Hurgueteando palabras

Vea aquí metáforas, ironías y lítotes para quienes tienen inquietudes menos urgentes que la economía, la política o el fútbol

Tropo viene del griego trópos, “giro” o “volteo”, o dicho en criollo “davueltarse”. Es un recurso retórico que desvía el sentido habitual de las palabras para producir un significado figurado, más expresivo, artístico o sugestivo.
Es cierto que hoy las preocupaciones de los lectores pasan por asuntos más importantes, como el precio del pan francés, las alegrías y tristezas del fútbol y las mentiras y verdades con que se revisten los gobiernos. Pero es posible que una minoría quiera elevar el espíritu recordando lecciones de la escuela secundaria. Para ellos, si existieran o existiesen, son estas líneas mal entreveradas, publicadas en este sitio, a mil kilómetros del fin del mundo.
Pero vayamos a los tropos.
El más conocido es la metáfora, una sustitución basada en la semejanza. “Tus ojos son estrellas”.
El símil es una comparación explícita. En este caso es “blanco como la nieve”, o "tonto cual perro chico".
La metonimia es el traslado por relación de contigüidad. Un caso patente es "escuchar a Mozart”. Usted sabe que no lo oye a él, sino a su música.
La sinécdoque es tomar una parte por el todo o el todo por la parte. Si en vez de diez barcos, dice "diez velas”, todos entenderán, aunque lógicamente las velas no llegaron solas.
La hipérbole es una exageración intencional. Como cuando su señora le dice a la vecina: "Lloré un mar de lágrimas".
La lítote es una atenuación o, lo que es lo mismo, decir menos para significar más. Como cuando dice “no está mal”, porque está bien o muy bien.
La personificación o prosopopeya es dar cualidades humanas a lo inanimado. El caso típico, al menos en la Argentina, es "febo asoma”.
La alegoría es una sucesión de metáforas que representan una idea abstracta.
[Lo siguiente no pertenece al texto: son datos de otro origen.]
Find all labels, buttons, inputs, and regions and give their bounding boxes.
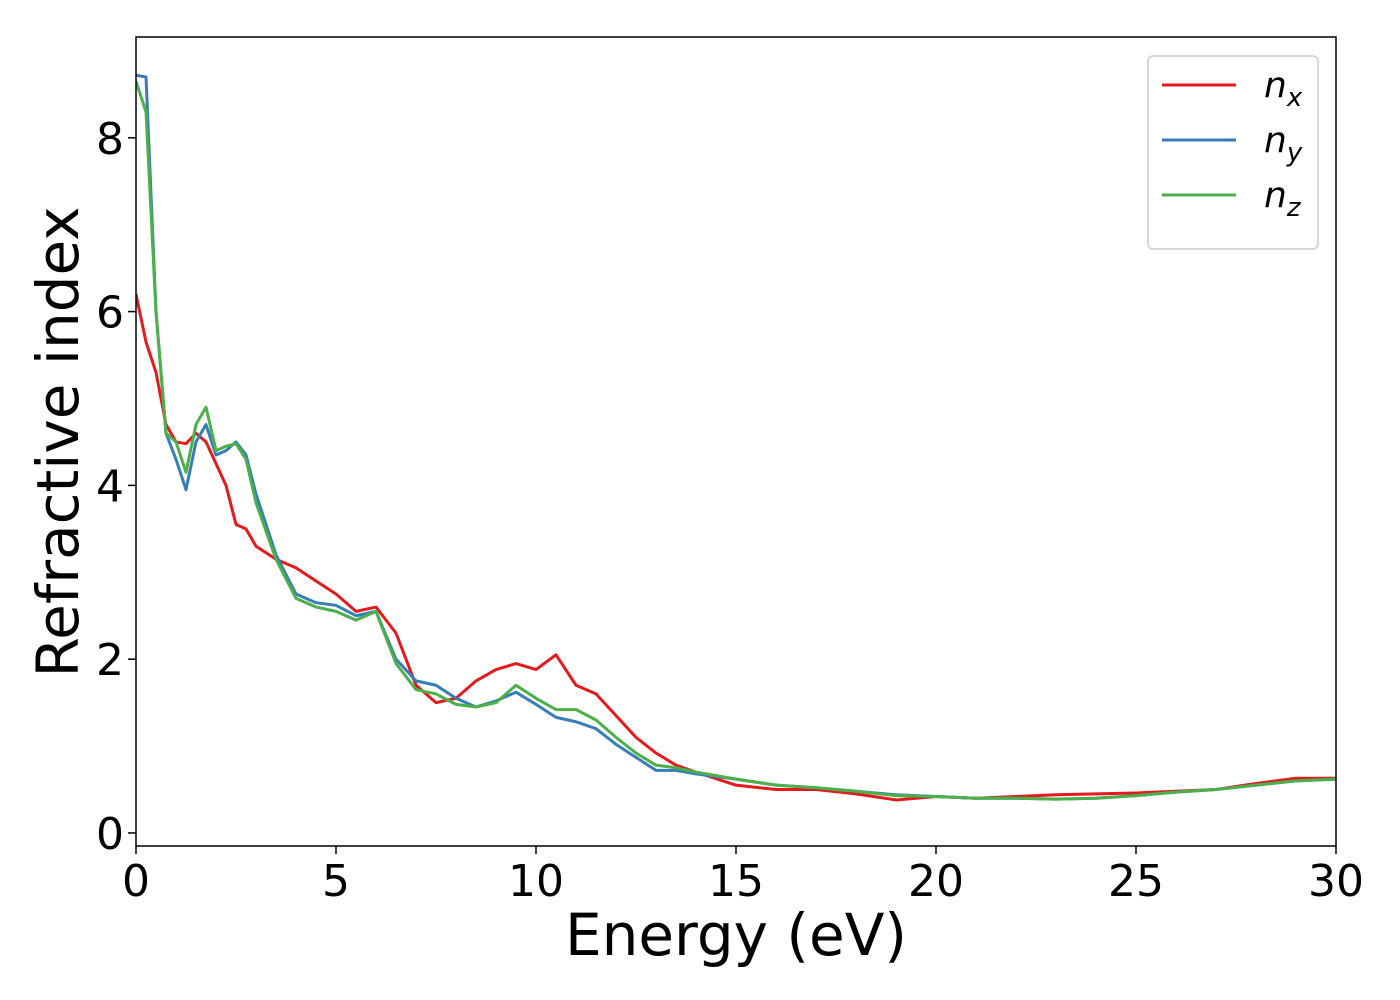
y-axis-label: Refractive index [24, 206, 92, 677]
x-tick-label: 20 [908, 856, 964, 907]
x-tick-label: 25 [1108, 856, 1164, 907]
y-tick-label: 8 [96, 114, 124, 165]
series-line [136, 293, 1336, 802]
x-tick-label: 10 [508, 856, 564, 907]
y-tick-label: 2 [96, 635, 124, 686]
legend-label: nx [1264, 65, 1303, 113]
x-axis-label: Energy (eV) [565, 901, 907, 969]
y-tick-label: 0 [96, 809, 124, 860]
series-line [136, 80, 1336, 801]
y-tick-label: 6 [96, 288, 124, 339]
legend-label: nz [1264, 175, 1302, 223]
plot-frame [135, 36, 1337, 847]
x-tick-label: 15 [708, 856, 764, 907]
legend-box [1147, 55, 1319, 250]
legend-label: ny [1264, 120, 1303, 168]
x-tick-label: 5 [322, 856, 350, 907]
x-tick-label: 0 [122, 856, 150, 907]
x-tick-label: 30 [1308, 856, 1364, 907]
y-tick-label: 4 [96, 461, 124, 512]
Si quiere un ejemplo, ahí está la fábula La zorra y las uvas.
La antonomasia sustituye un nombre por una cualidad o una cualidad por un nombre. "Mi tío es un Donjuán", se suele decir para no nombrarlo como un seductor.
La ironía es uno de los tropos más usados en la vida diaria. A uno que llega tarde usted le dice: "Te esperaba a las 7. Son las 8 y media: ¡eso es puntualidad, carajo!".
El oxímoron es una contradicción en términos adyacentes. “Amarga dulzura”, "larguísimo segundo", son casos que siempre se ponen de ejemplo.
La paradoja es una afirmación contradictoria que encierra una verdad. El finado Sócrates decía “solo sé que no sé nada”.
La sinestesia es la mezcla de sensaciones de distintos sentidos. “Un verde chillón” o “el amargo sabor del adiós”.
Más hermosa es la hipálage, el traslado del adjetivo o cualidad a otro elemento. "Dormía la siesta bajo las cansadas chapas del rancho".
La catacresis es el uso abusivo o forzado de una palabra por falta de término propio. “La pata de la mesa”, “la boca del río”, “las hojas del libro”.
La perífrasis o circunlocución es el rodeo para evitar nombrar algo directamente. En vez de decir el sol, diga "el astro rey" y estará haciendo este tropo.
La metalepsis es un salto en la lógica narrativa o causal. Consiste en asociar una cosa con otra que le sigue o le precede (antecedente por consecuente o viceversa). El caso clásico es: “Yo canto esta chacarera // y el algarrobo me escucha, // porque el viento que la lleva // ya es mi voz en otra boca...”.
¿Hay más? Por supuesto. Se los nombra aquí sólo como un indicativo: el símbolo es un objeto concreto que representa una idea, como la balanza para la justicia. El énfasis es resaltar exageradamente una cualidad: "El colmo de los colmos", aunque hay quienes no lo consideran propiamente un tropo. La antanaclasis es la repetición de algo con distinto significado: "Juancito vive para trabajar, no trabaja para vivir”. La onomatopeya imita el sonido: “Miau”, “tic-tac”, “¡zas!”. El apóstrofe es dirigirse directamente a una persona ausente, muerta o cosa inanimada. “¡Oh, patria mía!” suelen dar las maestras de ejemplo.
¿Hay una lista “definitiva” universal de tropos? No amigo, varía según los autores y las tradiciones retóricas. Con esta lista, aprendida más o menos, podrá darse dique y en cualquier conversación con los amigos, en un asado o en la oficina, decirle a uno que, a cada rato larga, "no está mal, no está mal":
—¡Dejá de decir lítotes!
Y dejarlo pensando.
Juan Manuel Aragón
Martes 19 de mayo del 2026, camino a Tucson. Manejando el Chevalier.
Ramírez de Velasco®

Comentarios

  1. Cristian Ramón Verduc19 de mayo de 2026 a las 8:51

    "Es una humita en chala" (No es tamal).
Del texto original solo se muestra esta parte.